Eve gasped, shook her head, and whipped out a pocket-knife. “Sorry, I was distracted.” Having the rope cut helped move things along.
Fiona sat up as quickly as possible, even before her legs were free.
I winced when she began to remove the tape, though she removed it slowly and only ended up with a split lip. I’d feared it would be much worse. “Dad, you have to lift her out.”
“First, she has to promise not to knee me.”
Fiona touched her jaw, exercised it, and raised her brow. “No promises.”
Dad shook his head and bent over to lift her out anyway, brave man.
From the corner of my eye, I caught a stealthy movement in the storage room. “Stop!” I shouted and ran, in time to find an intruder straddling a window with a sack in his hand.
He threw the sack out the window.
“Vinney!” Eve yelled from behind me. “Don’t. You’ll hurt yourself,” but he dropped from sight.
Eve and I ran to the window and looked down, but that fast, he’d disappeared. “Are you sure that was Vinney?” I asked. “Your Vinney?”
“Yes. No. I don’t know.”
“Vinney or not, I wonder if he could have been the same guy who broke in earlier?”
“It’s possible,” Eve said.
Probable, I thought, feeling personally bruised. My building and the vision I had of its future had been violated. I turned to take in the room, looking for answers, for a reason that Vinney, or anyone, would do such a thing.

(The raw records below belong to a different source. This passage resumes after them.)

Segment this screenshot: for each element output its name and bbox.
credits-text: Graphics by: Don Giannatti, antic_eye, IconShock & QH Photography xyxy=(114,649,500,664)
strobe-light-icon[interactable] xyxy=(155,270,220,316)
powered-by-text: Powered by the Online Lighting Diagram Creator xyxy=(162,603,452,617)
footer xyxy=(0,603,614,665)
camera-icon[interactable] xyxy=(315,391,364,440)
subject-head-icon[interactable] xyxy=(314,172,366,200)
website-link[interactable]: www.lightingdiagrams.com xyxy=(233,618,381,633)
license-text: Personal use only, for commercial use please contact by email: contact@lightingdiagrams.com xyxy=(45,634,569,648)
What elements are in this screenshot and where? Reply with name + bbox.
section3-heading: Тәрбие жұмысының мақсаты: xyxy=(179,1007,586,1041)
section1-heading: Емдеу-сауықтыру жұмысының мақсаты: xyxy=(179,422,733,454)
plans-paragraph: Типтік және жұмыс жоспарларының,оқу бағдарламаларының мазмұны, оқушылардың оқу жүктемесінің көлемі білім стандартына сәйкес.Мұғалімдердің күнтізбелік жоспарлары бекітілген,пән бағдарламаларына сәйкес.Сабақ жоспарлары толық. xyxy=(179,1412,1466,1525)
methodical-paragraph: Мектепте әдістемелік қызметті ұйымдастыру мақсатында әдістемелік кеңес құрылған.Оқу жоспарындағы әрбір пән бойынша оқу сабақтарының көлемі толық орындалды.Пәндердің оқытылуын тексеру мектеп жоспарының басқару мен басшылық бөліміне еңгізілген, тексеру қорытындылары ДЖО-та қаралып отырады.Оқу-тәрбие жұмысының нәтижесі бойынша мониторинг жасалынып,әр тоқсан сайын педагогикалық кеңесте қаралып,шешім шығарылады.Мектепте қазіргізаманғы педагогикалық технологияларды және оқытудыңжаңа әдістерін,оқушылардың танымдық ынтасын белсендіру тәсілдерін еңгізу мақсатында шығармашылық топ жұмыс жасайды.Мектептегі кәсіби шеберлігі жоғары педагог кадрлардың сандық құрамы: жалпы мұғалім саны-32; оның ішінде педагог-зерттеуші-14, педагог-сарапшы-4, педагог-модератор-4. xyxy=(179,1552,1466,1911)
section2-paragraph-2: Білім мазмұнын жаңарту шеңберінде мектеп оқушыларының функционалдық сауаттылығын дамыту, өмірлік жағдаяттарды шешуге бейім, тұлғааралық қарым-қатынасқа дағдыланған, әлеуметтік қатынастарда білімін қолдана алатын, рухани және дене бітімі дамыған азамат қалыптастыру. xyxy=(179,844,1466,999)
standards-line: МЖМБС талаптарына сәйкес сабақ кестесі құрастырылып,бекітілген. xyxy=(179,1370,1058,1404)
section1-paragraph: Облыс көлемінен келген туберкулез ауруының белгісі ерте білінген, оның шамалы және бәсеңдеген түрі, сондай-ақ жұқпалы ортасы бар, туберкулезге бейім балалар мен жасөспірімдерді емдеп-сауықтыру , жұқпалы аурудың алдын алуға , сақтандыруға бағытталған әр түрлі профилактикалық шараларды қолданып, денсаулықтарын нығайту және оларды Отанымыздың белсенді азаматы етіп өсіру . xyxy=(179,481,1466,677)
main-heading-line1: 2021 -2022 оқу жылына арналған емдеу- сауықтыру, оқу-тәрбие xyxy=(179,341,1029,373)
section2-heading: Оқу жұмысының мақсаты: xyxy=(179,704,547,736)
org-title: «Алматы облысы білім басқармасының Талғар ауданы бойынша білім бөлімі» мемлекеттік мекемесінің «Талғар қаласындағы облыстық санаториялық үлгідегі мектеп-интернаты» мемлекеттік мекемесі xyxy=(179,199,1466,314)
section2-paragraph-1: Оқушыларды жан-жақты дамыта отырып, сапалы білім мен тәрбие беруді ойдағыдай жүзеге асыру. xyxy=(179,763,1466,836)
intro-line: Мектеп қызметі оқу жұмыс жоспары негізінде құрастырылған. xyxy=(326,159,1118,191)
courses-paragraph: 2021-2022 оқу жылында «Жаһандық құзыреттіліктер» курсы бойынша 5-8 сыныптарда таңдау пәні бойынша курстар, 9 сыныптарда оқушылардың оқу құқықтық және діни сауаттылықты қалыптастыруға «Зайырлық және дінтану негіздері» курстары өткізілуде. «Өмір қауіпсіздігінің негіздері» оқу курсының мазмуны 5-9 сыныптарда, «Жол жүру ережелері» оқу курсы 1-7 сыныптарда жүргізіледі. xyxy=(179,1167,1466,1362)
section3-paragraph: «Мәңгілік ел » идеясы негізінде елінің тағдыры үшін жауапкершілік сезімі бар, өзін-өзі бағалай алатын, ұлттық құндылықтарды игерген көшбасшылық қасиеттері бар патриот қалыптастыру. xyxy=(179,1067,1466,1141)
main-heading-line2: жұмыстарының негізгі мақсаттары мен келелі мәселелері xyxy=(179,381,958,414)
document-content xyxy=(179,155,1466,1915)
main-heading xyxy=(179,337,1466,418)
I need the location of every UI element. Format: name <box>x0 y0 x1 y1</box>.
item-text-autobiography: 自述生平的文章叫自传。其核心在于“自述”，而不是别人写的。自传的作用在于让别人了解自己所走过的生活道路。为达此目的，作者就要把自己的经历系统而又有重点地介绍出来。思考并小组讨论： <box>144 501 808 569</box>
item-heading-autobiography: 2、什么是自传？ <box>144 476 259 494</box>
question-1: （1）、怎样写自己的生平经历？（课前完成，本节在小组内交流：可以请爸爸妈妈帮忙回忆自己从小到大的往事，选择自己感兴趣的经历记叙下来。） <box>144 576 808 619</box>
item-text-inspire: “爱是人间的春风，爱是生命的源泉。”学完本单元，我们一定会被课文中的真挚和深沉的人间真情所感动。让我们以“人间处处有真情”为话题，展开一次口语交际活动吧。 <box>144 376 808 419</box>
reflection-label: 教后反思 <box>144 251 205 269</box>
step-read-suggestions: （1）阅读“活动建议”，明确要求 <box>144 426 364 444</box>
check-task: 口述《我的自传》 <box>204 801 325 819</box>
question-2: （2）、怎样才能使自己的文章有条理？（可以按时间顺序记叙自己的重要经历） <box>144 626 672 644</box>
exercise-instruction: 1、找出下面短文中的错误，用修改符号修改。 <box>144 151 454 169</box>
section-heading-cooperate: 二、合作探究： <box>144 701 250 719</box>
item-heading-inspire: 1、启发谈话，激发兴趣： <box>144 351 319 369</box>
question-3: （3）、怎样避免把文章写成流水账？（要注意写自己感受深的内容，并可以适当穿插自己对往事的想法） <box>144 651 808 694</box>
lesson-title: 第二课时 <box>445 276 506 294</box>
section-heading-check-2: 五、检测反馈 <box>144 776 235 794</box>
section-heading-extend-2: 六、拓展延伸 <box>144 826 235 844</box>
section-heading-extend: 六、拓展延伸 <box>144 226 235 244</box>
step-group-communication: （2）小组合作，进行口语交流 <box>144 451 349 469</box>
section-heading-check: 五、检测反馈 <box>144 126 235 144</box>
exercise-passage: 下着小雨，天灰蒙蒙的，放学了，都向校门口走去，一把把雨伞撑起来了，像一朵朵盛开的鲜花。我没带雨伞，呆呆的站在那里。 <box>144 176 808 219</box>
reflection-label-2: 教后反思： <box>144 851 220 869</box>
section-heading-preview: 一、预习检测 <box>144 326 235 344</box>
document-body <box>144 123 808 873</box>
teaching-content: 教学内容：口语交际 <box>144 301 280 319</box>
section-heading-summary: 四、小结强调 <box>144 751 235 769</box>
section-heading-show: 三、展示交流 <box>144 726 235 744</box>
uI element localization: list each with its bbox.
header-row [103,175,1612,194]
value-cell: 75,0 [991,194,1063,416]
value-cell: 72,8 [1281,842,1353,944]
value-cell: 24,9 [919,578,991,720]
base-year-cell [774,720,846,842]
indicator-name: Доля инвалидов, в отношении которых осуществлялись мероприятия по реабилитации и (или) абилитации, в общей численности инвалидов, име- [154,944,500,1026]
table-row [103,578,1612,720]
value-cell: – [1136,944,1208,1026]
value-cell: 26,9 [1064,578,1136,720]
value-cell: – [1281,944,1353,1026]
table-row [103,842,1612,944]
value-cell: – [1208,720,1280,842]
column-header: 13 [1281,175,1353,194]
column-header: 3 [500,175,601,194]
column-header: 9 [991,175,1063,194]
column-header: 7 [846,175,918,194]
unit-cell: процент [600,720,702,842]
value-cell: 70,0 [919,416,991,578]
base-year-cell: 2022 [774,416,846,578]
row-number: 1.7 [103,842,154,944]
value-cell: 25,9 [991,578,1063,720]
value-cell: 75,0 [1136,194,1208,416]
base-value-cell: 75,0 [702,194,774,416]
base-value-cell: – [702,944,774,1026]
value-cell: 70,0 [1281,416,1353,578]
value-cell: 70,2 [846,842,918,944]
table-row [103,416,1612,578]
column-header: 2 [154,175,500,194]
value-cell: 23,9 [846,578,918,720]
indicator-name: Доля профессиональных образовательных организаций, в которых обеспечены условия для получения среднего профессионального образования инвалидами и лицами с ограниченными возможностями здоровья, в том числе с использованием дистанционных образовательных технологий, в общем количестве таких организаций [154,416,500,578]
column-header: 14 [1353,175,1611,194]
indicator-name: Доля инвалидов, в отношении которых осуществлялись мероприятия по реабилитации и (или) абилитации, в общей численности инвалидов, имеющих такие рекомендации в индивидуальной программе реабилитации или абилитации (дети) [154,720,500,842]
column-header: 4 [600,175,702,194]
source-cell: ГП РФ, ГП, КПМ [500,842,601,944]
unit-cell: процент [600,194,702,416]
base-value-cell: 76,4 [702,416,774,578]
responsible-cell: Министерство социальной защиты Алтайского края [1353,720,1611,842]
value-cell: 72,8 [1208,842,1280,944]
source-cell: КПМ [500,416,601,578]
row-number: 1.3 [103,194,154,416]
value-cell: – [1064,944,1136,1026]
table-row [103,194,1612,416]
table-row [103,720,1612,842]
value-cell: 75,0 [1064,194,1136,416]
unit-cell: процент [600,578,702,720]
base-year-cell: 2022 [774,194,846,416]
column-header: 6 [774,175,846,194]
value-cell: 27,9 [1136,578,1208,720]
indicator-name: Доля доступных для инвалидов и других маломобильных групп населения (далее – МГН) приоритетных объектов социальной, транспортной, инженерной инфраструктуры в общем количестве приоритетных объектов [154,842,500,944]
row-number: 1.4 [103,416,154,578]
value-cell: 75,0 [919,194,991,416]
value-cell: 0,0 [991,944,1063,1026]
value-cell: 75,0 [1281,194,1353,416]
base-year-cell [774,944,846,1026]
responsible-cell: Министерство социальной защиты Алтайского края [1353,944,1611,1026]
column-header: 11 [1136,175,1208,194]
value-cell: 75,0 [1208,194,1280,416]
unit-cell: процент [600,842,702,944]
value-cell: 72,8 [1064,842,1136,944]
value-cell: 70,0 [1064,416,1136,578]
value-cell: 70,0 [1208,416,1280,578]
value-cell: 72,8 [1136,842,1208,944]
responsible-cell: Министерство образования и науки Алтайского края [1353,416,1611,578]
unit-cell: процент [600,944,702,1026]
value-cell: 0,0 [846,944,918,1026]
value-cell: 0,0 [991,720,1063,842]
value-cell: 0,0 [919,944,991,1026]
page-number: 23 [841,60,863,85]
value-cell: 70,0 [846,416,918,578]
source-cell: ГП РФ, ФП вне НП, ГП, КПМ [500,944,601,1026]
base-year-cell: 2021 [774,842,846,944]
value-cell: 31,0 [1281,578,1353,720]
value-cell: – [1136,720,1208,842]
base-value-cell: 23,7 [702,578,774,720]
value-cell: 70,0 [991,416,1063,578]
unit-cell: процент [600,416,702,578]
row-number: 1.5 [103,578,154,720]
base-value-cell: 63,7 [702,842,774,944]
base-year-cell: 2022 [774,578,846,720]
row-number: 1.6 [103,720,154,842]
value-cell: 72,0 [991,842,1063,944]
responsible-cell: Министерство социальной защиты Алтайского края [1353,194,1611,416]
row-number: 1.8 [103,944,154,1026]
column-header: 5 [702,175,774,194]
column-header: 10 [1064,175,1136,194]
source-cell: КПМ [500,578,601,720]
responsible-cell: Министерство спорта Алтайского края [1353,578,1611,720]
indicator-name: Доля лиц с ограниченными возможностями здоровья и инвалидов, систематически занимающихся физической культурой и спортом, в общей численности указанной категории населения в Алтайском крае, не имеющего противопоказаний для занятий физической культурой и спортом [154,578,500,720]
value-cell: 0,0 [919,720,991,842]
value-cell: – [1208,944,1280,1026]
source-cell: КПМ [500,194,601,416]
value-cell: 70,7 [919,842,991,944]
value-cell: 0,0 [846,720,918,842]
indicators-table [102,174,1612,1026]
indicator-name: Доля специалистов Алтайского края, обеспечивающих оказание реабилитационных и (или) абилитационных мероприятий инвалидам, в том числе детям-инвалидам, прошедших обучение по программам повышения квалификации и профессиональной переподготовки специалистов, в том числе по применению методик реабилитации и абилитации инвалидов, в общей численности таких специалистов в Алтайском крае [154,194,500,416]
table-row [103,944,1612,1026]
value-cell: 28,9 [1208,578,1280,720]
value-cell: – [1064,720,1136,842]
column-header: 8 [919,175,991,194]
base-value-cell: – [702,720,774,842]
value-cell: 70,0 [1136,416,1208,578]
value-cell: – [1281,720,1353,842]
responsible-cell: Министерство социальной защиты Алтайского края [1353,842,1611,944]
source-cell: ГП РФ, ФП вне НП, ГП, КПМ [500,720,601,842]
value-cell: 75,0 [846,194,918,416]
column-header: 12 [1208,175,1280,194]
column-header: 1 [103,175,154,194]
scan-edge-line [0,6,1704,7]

What had he put in the sack? Had he taken something valuable? Whatever it was, it would have shattered on impact, unless it was soft and pliable. If you wanted something badly enough to steal it, I couldn’t imagine that you’d want to break it.
“Damn,” I said. “The guy wouldn’t have gotten in, if not for the fire.
Eve shook her head. “Vinney might steal something, but I don’t think he’d shut someone in a casket.” She rubbed her arms and raised her chin. “Besides, I’m not sure it was Vinney.”
Was she protesting too much? I wanted to share my theory with my father, but he and Fiona were arguing, years of animosity stiffening their stances, though they kept their voices low. This was the longest conversation they’d had since my mother died. And as long as Aunt Fiona was in fighting mode, she wasn’t freaking over being shut in a casket.
Who knew, they just might clear the air between them.
“I’m probably just overthinking the situation,” I told Eve. “Call it panic.”